Under an agreement with the Dutch in 1650, the western boundary of Connecticut was to extend northward from the west side of Greenwich Bay "provided the said line come not within 10 miles of Hudson River."
The Charter of 1662 granted Connecticut territory westward to the "South Sea" (i.e., Pacific Ocean). However, a patent granted on March 12, 1664 gave the Duke of York "all the land from the west side of Connecticut River to the east side of Delaware Bay." In October 1664 Connecticut sent commissioners to New York to resolve the conflicting claims. The resulting agreement placed Long Island under New York jurisdiction and established the boundary between Connecticut and New York as a line to run from the Mamaroneck River "north-northwest to the line of the Massachusetts." The resulting line would have crossed the Hudson River near Peekskill and met the boundary of Massachusetts near the northwest corner of what is now Ulster County, New York. However, the 1664 line was never surveyed, confirmed by the King, or accepted by New York. Boundary disputes continued between the two colonies. Settlers in what became the present towns of Greenwich, Stamford, New Canaan, and Darien were politically aligned with the colony of Connecticut, rather than New York. However, the Governor of New York, which also claimed the territory, issued arrest warrants for some residents of Greenwich, Rye, and Stamford, and in May 1682 New Yorkers began a settlement above Tarrytown in what Connecticut considered its territory.

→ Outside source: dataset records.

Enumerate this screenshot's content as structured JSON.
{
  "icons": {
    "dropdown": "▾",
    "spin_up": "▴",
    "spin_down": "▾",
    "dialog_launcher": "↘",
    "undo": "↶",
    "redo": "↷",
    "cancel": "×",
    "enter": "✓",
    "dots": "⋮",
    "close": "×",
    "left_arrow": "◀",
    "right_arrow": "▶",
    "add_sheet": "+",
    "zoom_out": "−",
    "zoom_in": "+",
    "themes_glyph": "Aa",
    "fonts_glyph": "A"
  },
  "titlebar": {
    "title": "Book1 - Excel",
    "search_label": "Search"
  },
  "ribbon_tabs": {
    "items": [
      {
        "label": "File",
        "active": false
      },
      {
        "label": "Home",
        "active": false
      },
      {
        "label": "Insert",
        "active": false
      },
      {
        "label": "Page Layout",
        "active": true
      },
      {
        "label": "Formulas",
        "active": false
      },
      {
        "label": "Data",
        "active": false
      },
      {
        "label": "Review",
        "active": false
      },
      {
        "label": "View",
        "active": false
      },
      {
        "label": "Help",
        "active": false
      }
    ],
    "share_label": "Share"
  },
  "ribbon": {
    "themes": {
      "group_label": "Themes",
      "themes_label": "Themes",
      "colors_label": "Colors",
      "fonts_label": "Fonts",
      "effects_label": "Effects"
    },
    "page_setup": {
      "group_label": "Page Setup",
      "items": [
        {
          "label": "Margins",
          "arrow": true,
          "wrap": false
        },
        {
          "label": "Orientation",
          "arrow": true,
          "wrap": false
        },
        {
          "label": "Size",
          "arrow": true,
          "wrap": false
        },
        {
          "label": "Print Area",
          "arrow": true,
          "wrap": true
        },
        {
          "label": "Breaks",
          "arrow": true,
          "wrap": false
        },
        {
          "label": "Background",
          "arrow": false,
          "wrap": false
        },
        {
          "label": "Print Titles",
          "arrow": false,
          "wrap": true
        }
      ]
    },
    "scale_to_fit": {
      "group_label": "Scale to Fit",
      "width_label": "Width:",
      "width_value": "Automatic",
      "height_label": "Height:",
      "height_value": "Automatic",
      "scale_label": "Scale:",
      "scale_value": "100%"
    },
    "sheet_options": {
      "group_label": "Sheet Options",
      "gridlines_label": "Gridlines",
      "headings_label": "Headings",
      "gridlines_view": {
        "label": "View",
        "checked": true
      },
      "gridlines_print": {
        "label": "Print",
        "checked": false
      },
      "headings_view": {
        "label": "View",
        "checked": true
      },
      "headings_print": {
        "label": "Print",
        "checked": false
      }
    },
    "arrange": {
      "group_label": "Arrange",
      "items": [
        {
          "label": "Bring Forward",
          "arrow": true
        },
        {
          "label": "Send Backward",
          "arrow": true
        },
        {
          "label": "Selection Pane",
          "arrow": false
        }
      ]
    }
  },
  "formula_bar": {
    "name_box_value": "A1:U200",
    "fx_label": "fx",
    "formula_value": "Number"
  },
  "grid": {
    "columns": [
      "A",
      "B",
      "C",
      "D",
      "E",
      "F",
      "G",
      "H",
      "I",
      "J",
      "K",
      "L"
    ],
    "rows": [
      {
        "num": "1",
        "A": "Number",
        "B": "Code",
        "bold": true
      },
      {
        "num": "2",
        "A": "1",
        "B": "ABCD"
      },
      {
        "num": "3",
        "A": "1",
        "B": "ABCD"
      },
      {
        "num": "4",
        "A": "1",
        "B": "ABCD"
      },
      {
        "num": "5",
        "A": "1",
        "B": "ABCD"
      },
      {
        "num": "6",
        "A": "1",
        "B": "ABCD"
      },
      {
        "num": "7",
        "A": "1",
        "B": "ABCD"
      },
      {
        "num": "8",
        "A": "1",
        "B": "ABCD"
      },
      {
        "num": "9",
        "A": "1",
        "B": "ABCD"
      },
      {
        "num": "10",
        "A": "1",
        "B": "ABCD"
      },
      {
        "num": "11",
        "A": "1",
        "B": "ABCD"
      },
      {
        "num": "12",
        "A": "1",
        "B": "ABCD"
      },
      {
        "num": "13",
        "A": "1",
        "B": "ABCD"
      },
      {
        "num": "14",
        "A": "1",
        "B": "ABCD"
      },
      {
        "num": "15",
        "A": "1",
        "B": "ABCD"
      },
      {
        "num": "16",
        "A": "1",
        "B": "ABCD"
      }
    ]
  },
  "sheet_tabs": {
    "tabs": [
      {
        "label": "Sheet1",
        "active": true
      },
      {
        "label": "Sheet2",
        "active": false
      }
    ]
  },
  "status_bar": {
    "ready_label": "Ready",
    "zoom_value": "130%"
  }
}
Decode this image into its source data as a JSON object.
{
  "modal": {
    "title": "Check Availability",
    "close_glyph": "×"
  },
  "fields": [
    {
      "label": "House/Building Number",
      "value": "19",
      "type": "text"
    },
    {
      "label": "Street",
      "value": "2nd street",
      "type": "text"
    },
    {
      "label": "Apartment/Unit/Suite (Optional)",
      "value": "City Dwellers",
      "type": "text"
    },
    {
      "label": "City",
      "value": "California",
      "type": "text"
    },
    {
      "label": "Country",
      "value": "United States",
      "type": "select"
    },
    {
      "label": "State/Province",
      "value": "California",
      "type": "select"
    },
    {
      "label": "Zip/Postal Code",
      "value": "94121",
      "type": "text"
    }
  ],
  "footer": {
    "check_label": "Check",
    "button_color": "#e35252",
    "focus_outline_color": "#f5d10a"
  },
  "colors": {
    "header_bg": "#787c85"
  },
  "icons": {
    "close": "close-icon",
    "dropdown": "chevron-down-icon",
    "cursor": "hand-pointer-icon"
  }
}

Under a new agreement of November 28, 1683 the boundary between Connecticut and New York was generally recognized as a line parallel to and twenty miles from the Hudson River north to the Massachusetts line. However, New York, acknowledging most of Connecticut's settlements in Fairfield County, gave up a claims to a 61,660 acre rectangle east of the Byram River, which became the area sometimes referred to as Connecticut's "panhandle" or the "handle of the cleaver". In return, Connecticut gave up its claims to Rye and ceded to New York a strip of land 580 rods (1.81 miles) wide "equivalent" to the area of the panhandle that extended north from Ridgefield along Dutchess, Putnam, and Westchester Counties, New York, to the Massachusetts line. This territory came to be known as "The Oblong". The Oblong has acquired the reputation of being a genealogical "black hole". Some information may be included among records of the 'parent' Connecticut towns and other information may in New York town and/or county records, but some families residing in The Oblong appear to have been missed by both states.